In questa atmosfera ipnotica, Cristiani ricerca, raggiunge e incarna una galleria di corpi femminili. Ognuno di essi possiede una precisa identità coreutica, che lo spettatore decodifica e valuta attraverso la prossemica, la precisione millimetrica dei movimenti e la distanza variabile — ora intima, ora distaccata — che la danzatrice stabilisce tra sé e la platea permettendo a queste figure latenti di abitare la penombra prima di premere con tenacia verso la luce.
Una performance densa, capace di scardinare il confine tra reale e immaginifico per dialogare, con urgenza, con le ombre del nostro tempo.
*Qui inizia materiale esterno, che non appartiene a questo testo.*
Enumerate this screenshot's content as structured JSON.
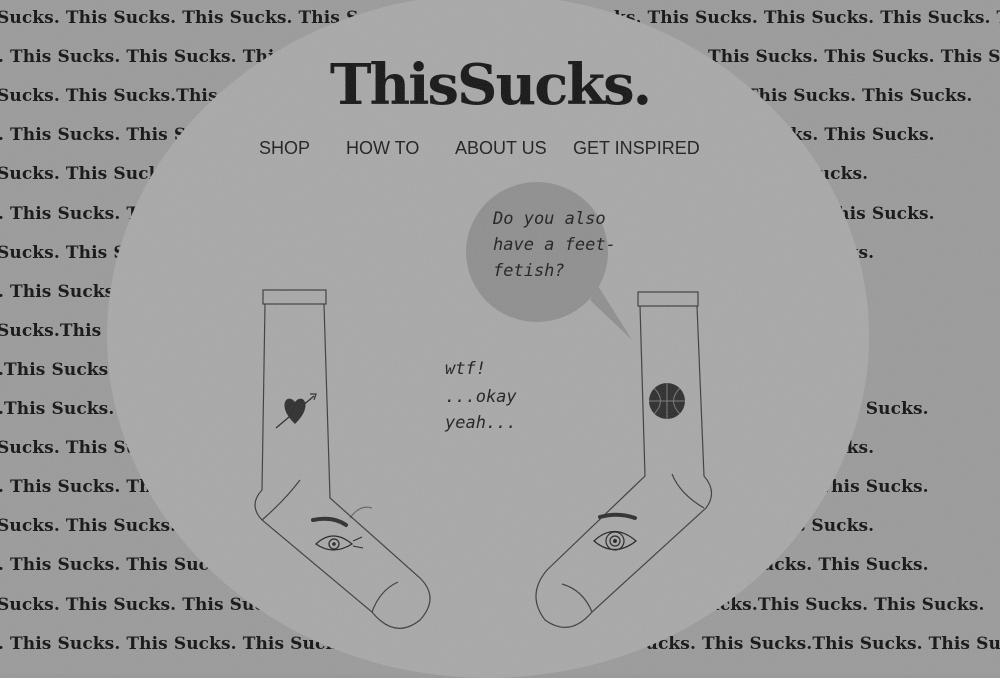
{
  "background_text": [
    "Sucks. This Sucks. This Sucks. This Sucks. This Sucks. This Sucks. This Sucks. This Sucks. This Sucks. This Sucks.",
    ". This Sucks. This Sucks. This Sucks. This Sucks. This Sucks. This Sucks. This Sucks. This Sucks. This Sucks.",
    "Sucks. This Sucks.This Sucks. This Sucks. This Sucks.This Sucks. This Sucks.This Sucks. This Sucks.",
    ". This Sucks. This Sucks. This Sucks. This Sucks. This Sucks. This Sucks. This Sucks. This Sucks.",
    "Sucks. This Sucks. This Sucks. This Sucks. This Sucks.This Sucks. This Sucks. This Sucks.",
    ". This Sucks. This Sucks. This Sucks. This Sucks. This Sucks. This Sucks. This Sucks. This Sucks.",
    "Sucks. This Sucks. This Sucks. This Sucks. This Sucks. This Sucks. This Sucks. This Sucks.",
    ". This Sucks. This Sucks. This Sucks. This Sucks. This Sucks. This Sucks. This Sucks.",
    "Sucks.This Sucks. This Sucks. This Sucks. This Sucks. This Sucks.This Sucks. This Sucks.",
    ".This Sucks. This Sucks. This Sucks. This Sucks. This Sucks. This Sucks. This Sucks.",
    ".This Sucks. This Sucks. This Sucks. This Sucks. This Sucks. This Sucks. This Sucks. This Sucks.",
    "Sucks. This Sucks. This Sucks. This Sucks. This Sucks. This Sucks. This Sucks. This Sucks.",
    ". This Sucks. This Sucks. This Sucks. This Sucks. This Sucks. This Sucks. This Sucks.This Sucks.",
    "Sucks. This Sucks. This Sucks. This Sucks. This Sucks. This Sucks. This Sucks. This Sucks.",
    ". This Sucks. This Sucks. This Sucks. This Sucks. This Sucks. This Sucks.This Sucks. This Sucks.",
    "Sucks. This Sucks. This Sucks. This Sucks. This Sucks. This Sucks. This Sucks.This Sucks. This Sucks.",
    ". This Sucks. This Sucks. This Sucks.This Sucks. This Sucks. This Sucks. This Sucks.This Sucks. This Sucks."
  ],
  "logo": {
    "text": "ThisSucks."
  },
  "nav": {
    "shop": "SHOP",
    "how_to": "HOW TO",
    "about_us": "ABOUT US",
    "get_inspired": "GET INSPIRED"
  },
  "illustration": {
    "speech_bubble_lines": [
      "Do you also",
      "have a feet-",
      "fetish?"
    ],
    "reply_lines": [
      "wtf!",
      "...okay",
      "yeah..."
    ],
    "left_sock_icons": [
      "heart-arrow-icon",
      "eye-icon"
    ],
    "right_sock_icons": [
      "basketball-icon",
      "eye-icon"
    ]
  },
  "colors": {
    "background": "#9a9a9a",
    "oval": "#a8a8a8",
    "bubble": "#8e8e8e",
    "ink": "#111111"
  }
}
A distanza di molti anni da Oro e Rosso, che avevamo recensito nel 2009, Alessandra Cristiani torna a fare del proprio corpo nudo uno straordinario strumento espressivo che va ben al di là dell’eclatanza della nudità in sé, prestandosi a essere osservato quasi come un costume di scena o un abito pensato appositamente per la coreografia. Ritroviamo qui quella straordinaria capacità fisica di mettere in atto movimenti inesorabili, capaci di trasformare la danza in un’esperienza plastica e architettonica: Cristiani riesce ancora una volta a fare del proprio corpo un dipinto in movimento, una superficie che trattiene la luce anziché rifletterla.

Shadow
Progetto e performance: Alessandra Cristiani
Luce: Gianni Staropoli
Musica e suono: Luca Venitucci
Sguardo alla creazione Francesca Proia
Produzione: PinDoc | Produzione e Promozione Danza contemporanea
Con il contributo di: Ministero della Cultura, Regione Siciliana
Con il sostegno di: Ateliersi, Ass. Culturale Le Decadi, Orbita|Spellbound Centro Nazionale di Produzione della Danza

Visto per voi al teatro India di Roma il 6 luglio 2026 nell’ambito del Festival Fuori Programma

(12 luglio 2026)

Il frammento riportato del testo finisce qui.